4,"You, sir, are my hero. Any chance you remember...",0,sir hero chance remember page


Splitting the data:

In [11]:
data_train, data_test = train_test_split(data, test_size=0.25, random_state=123)
data_train.shape, data_test.shape

((119469, 3), (39823, 3))

In [12]:
# train set
corpus_train = data_train['lemm_text'].values             # texts
target_train = data_train['toxic'].values                 # labels

# test set
corpus_test = data_test['lemm_text'].values               # texts
target_test = data_test['toxic'].values                   # labels

Application of vector representation:

In [13]:
count_tf_idf = TfidfVectorizer()

In [14]:
%%time

count_tf_idf.fit(corpus_train)

train_tf_idf = count_tf_idf.transform(corpus_train)
test_tf_idf = count_tf_idf.transform(corpus_test)

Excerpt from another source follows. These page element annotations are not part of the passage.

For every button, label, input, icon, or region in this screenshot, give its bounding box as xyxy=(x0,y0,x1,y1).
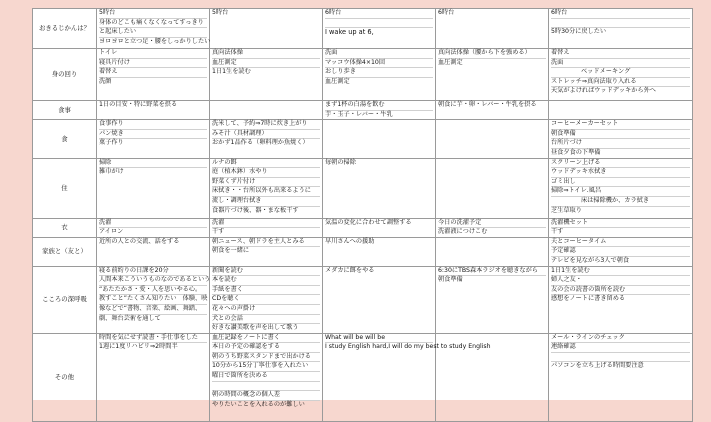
table-cell[interactable] xyxy=(323,9,436,49)
table-cell[interactable] xyxy=(323,218,436,237)
cell-text-line: 洗濯 xyxy=(99,219,207,229)
cell-text-line: 1日1生を読む xyxy=(551,267,690,277)
cell-text-line: 朝食を一緒に xyxy=(212,247,250,255)
table-cell[interactable] xyxy=(549,158,693,218)
table-cell[interactable] xyxy=(97,158,210,218)
table-cell[interactable] xyxy=(210,237,323,266)
table-cell[interactable] xyxy=(436,158,549,218)
row-category-label[interactable]: 衣 xyxy=(33,218,97,237)
cell-text-line: 婦人之友・ xyxy=(551,276,690,286)
table-body xyxy=(33,9,693,422)
table-cell[interactable] xyxy=(210,101,323,120)
cell-text-line: 台所片づけ xyxy=(551,139,690,149)
cell-text-line: スクリーン上げる xyxy=(551,159,690,169)
cell-text-line: 5時台 xyxy=(212,9,229,16)
cell-text-line: ルナの餌 xyxy=(212,159,320,169)
cell-text-line xyxy=(325,19,433,29)
cell-text-line: 寝る前約りの日課を20分 xyxy=(99,267,207,277)
table-cell[interactable] xyxy=(97,333,210,421)
table-cell[interactable] xyxy=(549,333,693,421)
row-category-label[interactable]: こころの深呼吸 xyxy=(33,266,97,333)
table-cell[interactable] xyxy=(210,49,323,101)
cell-text-line: 感想をノートに書き留める xyxy=(551,295,626,303)
cell-text-line: 朝食に芋・卵・レバー・牛乳を摂る xyxy=(438,101,537,108)
cell-text-line: 雑巾がけ xyxy=(99,168,124,176)
cell-text-line xyxy=(551,101,690,110)
cell-text-line xyxy=(438,334,546,343)
cell-text-line: 1日1生を読む xyxy=(212,68,251,76)
cell-text-line: パン焼き xyxy=(99,130,207,140)
cell-text-line: 毎朝の掃除 xyxy=(325,158,356,166)
cell-text-line: ヨロヨロと立つ足・腰をしっかりしたい xyxy=(99,37,211,45)
cell-text-line: 5時30分に戻したい xyxy=(551,28,607,36)
cell-text-line: 着替え xyxy=(551,49,690,59)
cell-text-line: 野菜くず片付け xyxy=(212,178,320,188)
cell-text-line: 血圧測定 xyxy=(438,58,463,66)
cell-text-line: 洗顔 xyxy=(99,77,112,85)
cell-text-line: I wake up at 6, xyxy=(325,28,374,37)
cell-text-line: 血圧測定 xyxy=(325,77,350,85)
cell-text-line: 近所の人との交流、話をする xyxy=(99,237,180,245)
cell-text-line: 芝生草取り xyxy=(551,206,582,214)
cell-text-line: 朝食準備 xyxy=(551,130,690,140)
cell-text-line: 早川さんへの援助 xyxy=(325,237,375,245)
table-cell[interactable] xyxy=(323,266,436,333)
cell-text-line: おしり歩き xyxy=(325,68,433,78)
table-row xyxy=(33,218,693,237)
cell-text-line: 洗米して、予約⇒7時に炊き上がり xyxy=(212,120,320,130)
cell-text-line: 5時台 xyxy=(99,9,207,19)
cell-text-line: 気温の変化に合わせて調整する xyxy=(325,218,412,226)
row-category-label[interactable]: おきるじかんは？ xyxy=(33,9,97,49)
cell-text-line: 昼食夕食の下準備 xyxy=(551,148,601,156)
cell-text-line: おかず1品作る（卵料理か魚焼く） xyxy=(212,139,309,147)
table-row xyxy=(33,333,693,421)
cell-text-line: 寝具片付け xyxy=(99,59,207,69)
cell-text-line: 友の会の読書の箇所を読む xyxy=(551,286,690,296)
spreadsheet xyxy=(32,8,692,408)
cell-text-line: CDを聴く xyxy=(212,295,320,305)
table-cell[interactable] xyxy=(97,237,210,266)
cell-text-line: 掃除 xyxy=(99,159,207,169)
cell-text-line: 今日の洗濯予定 xyxy=(438,219,546,229)
cell-text-line: ベッドメーキング xyxy=(551,68,690,78)
table-cell[interactable] xyxy=(549,9,693,49)
cell-text-line xyxy=(438,238,546,247)
table-cell[interactable] xyxy=(97,266,210,333)
table-cell[interactable] xyxy=(210,120,323,158)
cell-text-line: 6時台 xyxy=(551,9,690,19)
table-cell[interactable] xyxy=(97,9,210,49)
cell-text-line: パソコンを立ち上げる時間要注意 xyxy=(551,362,644,370)
table-row xyxy=(33,120,693,158)
table-cell[interactable] xyxy=(549,101,693,120)
cell-text-line: 花々への声掛け xyxy=(212,305,320,315)
table-cell[interactable] xyxy=(97,120,210,158)
table-cell[interactable] xyxy=(436,218,549,237)
cell-text-line: 干す xyxy=(212,228,225,236)
table-row xyxy=(33,158,693,218)
cell-text-line: 身体のどこも痛くなくなってすっきり xyxy=(99,19,207,29)
cell-text-line: 洗面 xyxy=(551,59,690,69)
cell-text-line: 掃除⇒トイレ.風呂 xyxy=(551,187,690,197)
cell-text-line: アイロン xyxy=(99,228,124,236)
cell-text-line xyxy=(325,120,433,129)
cell-text-line: 着替え xyxy=(99,68,207,78)
cell-text-line: 天気がよければウッドデッキから外へ xyxy=(551,87,656,95)
cell-text-line: 朝のうち野菜スタンドまで出かける xyxy=(212,353,320,363)
cell-text-line: ゴミ出し xyxy=(551,178,690,188)
cell-text-line: 人間本来こういうものなのであるという xyxy=(99,276,207,286)
cell-text-line: 朝の時間の概念の個人差 xyxy=(212,391,320,401)
cell-text-line: 菓子作り xyxy=(99,139,124,147)
row-category-label[interactable]: その他 xyxy=(33,333,97,421)
table-cell[interactable] xyxy=(549,218,693,237)
cell-text-line: 血圧記録をノートに書く xyxy=(212,334,320,344)
cell-text-line: 洗濯 xyxy=(212,219,320,229)
cell-text-line xyxy=(438,159,546,168)
cell-text-line xyxy=(212,101,320,110)
cell-text-line: 10分から15分丁寧仕事を入れたい xyxy=(212,362,320,372)
row-category-label[interactable]: 身の回り xyxy=(33,49,97,101)
cell-text-line: 犬との会話 xyxy=(212,315,320,325)
cell-text-line xyxy=(551,19,690,29)
cell-text-line: 床拭き・・台所以外も出来るように xyxy=(212,187,320,197)
table-cell[interactable] xyxy=(323,333,491,421)
row-category-label[interactable]: 家族と（友と） xyxy=(33,237,97,266)
cell-text-line: 本を読む xyxy=(212,276,320,286)
table-cell[interactable] xyxy=(549,49,693,101)
cell-text-line: 洗面 xyxy=(325,49,433,59)
cell-text-line: 曜日で箇所を決める xyxy=(212,372,320,382)
table-cell[interactable] xyxy=(549,266,693,333)
row-category-label[interactable]: 住 xyxy=(33,158,97,218)
cell-text-line: まず1杯の白湯を飲む xyxy=(325,101,433,111)
table-cell[interactable] xyxy=(323,158,436,218)
cell-text-line: 手紙を書く xyxy=(212,286,320,296)
table-cell[interactable] xyxy=(323,49,436,101)
cell-text-line: マッコウ体操4×10回 xyxy=(325,59,433,69)
cell-text-line: 好きな讃美歌を声を出して歌う xyxy=(212,324,299,332)
table-cell[interactable] xyxy=(210,158,323,218)
cell-text-line: 像などで“書物、音楽、絵画、舞踏、 xyxy=(99,305,207,315)
cell-text-line: メール・ラインのチェック xyxy=(551,334,690,344)
cell-text-line: 時間を気にせず読書・手仕事をした xyxy=(99,334,207,344)
cell-text-line: 食事作り xyxy=(99,120,207,130)
table-row xyxy=(33,101,693,120)
cell-text-line: What will be will be xyxy=(325,334,433,344)
table-cell[interactable] xyxy=(549,120,693,158)
table-cell[interactable] xyxy=(97,218,210,237)
cell-text-line: 劇、舞台芸術を通して xyxy=(99,314,161,322)
cell-text-line: テレビを見ながら3人で朝食 xyxy=(551,256,630,264)
table-cell[interactable] xyxy=(210,218,323,237)
table-cell[interactable] xyxy=(97,101,210,120)
table-cell[interactable] xyxy=(323,101,436,120)
table-cell[interactable] xyxy=(436,237,549,266)
cell-text-line xyxy=(212,382,320,392)
row-category-label[interactable]: 食事 xyxy=(33,101,97,120)
cell-text-line: やりたいことを入れるのが難しい xyxy=(212,400,305,408)
table-cell[interactable] xyxy=(436,101,549,120)
cell-text-line: 朝食準備 xyxy=(438,276,463,284)
cell-text-line: 教すこと”たくさん知りたい 体験、映 xyxy=(99,295,207,305)
cell-text-line: 夫とコーヒータイム xyxy=(551,238,690,248)
cell-text-line: 1週に1度リハビリ⇒2時間半 xyxy=(99,343,178,351)
table-cell[interactable] xyxy=(97,49,210,101)
cell-text-line: 6時台 xyxy=(325,9,433,19)
cell-text-line: 6時台 xyxy=(438,9,455,16)
cell-text-line: メダカに餌をやる xyxy=(325,266,375,274)
table-cell[interactable] xyxy=(436,49,549,101)
cell-text-line: 6:30にTBS森本ラジオを聴きながら xyxy=(438,267,546,277)
table-row xyxy=(33,237,693,266)
cell-text-line: 1日の目安・特に野菜を摂る xyxy=(99,101,178,108)
table-cell[interactable] xyxy=(549,237,693,266)
cell-text-line: みそ汁（具材調理） xyxy=(212,130,320,140)
cell-text-line: ストレッチ⇒真向法取り入れる xyxy=(551,78,690,88)
table-row xyxy=(33,49,693,101)
table-cell[interactable] xyxy=(210,9,323,49)
table-cell[interactable] xyxy=(436,9,549,49)
cell-text-line: “あたたかさ・愛・人を思いやる心。 xyxy=(99,286,207,296)
cell-text-line: 床は掃除機か、カラ拭き xyxy=(551,197,690,207)
cell-text-line: コーヒーメーカーセット xyxy=(551,120,690,130)
cell-text-line: I study English hard,I will do my best to study English xyxy=(325,343,491,351)
cell-text-line: 本日の予定の確認をする xyxy=(212,343,320,353)
cell-text-line: トイレ xyxy=(99,49,207,59)
cell-text-line: 新聞を読む xyxy=(212,267,320,277)
table-cell[interactable] xyxy=(436,120,549,158)
cell-text-line: 予定確認 xyxy=(551,247,690,257)
cell-text-line: 干す xyxy=(551,228,564,236)
table-cell[interactable] xyxy=(210,333,323,421)
table-cell[interactable] xyxy=(323,120,436,158)
cell-text-line: 真向法体操（腰から下を強める） xyxy=(438,49,546,59)
cell-text-line: 連絡確認 xyxy=(551,343,690,353)
table-row xyxy=(33,9,693,49)
cell-text-line: 芋・玉子・レバー・牛乳 xyxy=(325,110,393,118)
cell-text-line: 庭（植木鉢）水やり xyxy=(212,168,320,178)
cell-text-line: 朝ニュース、朝ドラを主人とみる xyxy=(212,238,320,248)
table-cell[interactable] xyxy=(436,266,549,333)
cell-text-line: 洗濯液につけこむ xyxy=(438,228,488,236)
table-cell[interactable] xyxy=(323,237,436,266)
table-row xyxy=(33,266,693,333)
cell-text-line: 食器片づけ後、器・まな板干す xyxy=(212,206,299,214)
cell-text-line xyxy=(438,120,546,129)
cell-text-line: ウッドデッキ水拭き xyxy=(551,168,690,178)
cell-text-line: 真向法体操 xyxy=(212,49,320,59)
row-category-label[interactable]: 食 xyxy=(33,120,97,158)
cell-text-line: 洗濯機セット xyxy=(551,219,690,229)
cell-text-line: 流し・調理台拭き xyxy=(212,197,320,207)
cell-text-line: 血圧測定 xyxy=(212,59,320,69)
cell-text-line: と起床したい xyxy=(99,28,207,38)
morning-routine-table xyxy=(32,8,693,422)
table-cell[interactable] xyxy=(210,266,323,333)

CPU times: user 11 s, sys: 141 ms, total: 11.2 s
Wall time: 11.3 s


## Model training

Let's try 2 different algorithms to solve the problem at hand: *Logistic regression* and *Random forest*.

In [15]:
%%time

# Logistic regression
model = LogisticRegression(class_weight='balanced', random_state=123, max_iter=500)
params = {'solver': ['newton-cg', 'liblinear', 'saga']}

grid = GridSearchCV(model, params, cv=5, scoring='f1')
grid.fit(train_tf_idf, target_train)
lr_model = grid.best_estimator_

print(grid.best_params_)
print(grid.best_score_)

{'solver': 'newton-cg'}
0.750300783546443
CPU times: user 3min 48s, sys: 30.1 s, total: 4min 18s
Wall time: 3min 48s


In [18]:
%%time

# Random Forest
model = RandomForestClassifier(class_weight='balanced', random_state=123)
params = {'n_estimators': [200, 300, 400],
          'max_depth': [7, 9, 11]}

grid = GridSearchCV(model, params, cv=3, scoring='f1')
grid.fit(train_tf_idf, target_train)
rf_model = grid.best_estimator_

print(grid.best_params_)
print(grid.best_score_)

{'max_depth': 11, 'n_estimators': 400}
0.3780097561427285
CPU times: user 30min 49s, sys: 1.88 s, total: 30min 51s
Wall time: 30min 59s


Logistic regression proved to be better for the task. Let's check the performance of the model on the test sample:

In [20]:
preds = lr_model.predict(test_tf_idf)
f1_score(target_test, preds)

0.7504366812227075

## Conclusion

This project was intended to create a model that could detect toxic comments with sufficient accuracy. Before training, the text data were prepared: cleaned of stop words and unnecessary characters, all words were lemmatized and converted into vector format (tf-idf).

The model trained by the logistic regression algorithm showed the best result. Both on the test sample and on the training sample we managed to obtain F1-score greater than 0.75.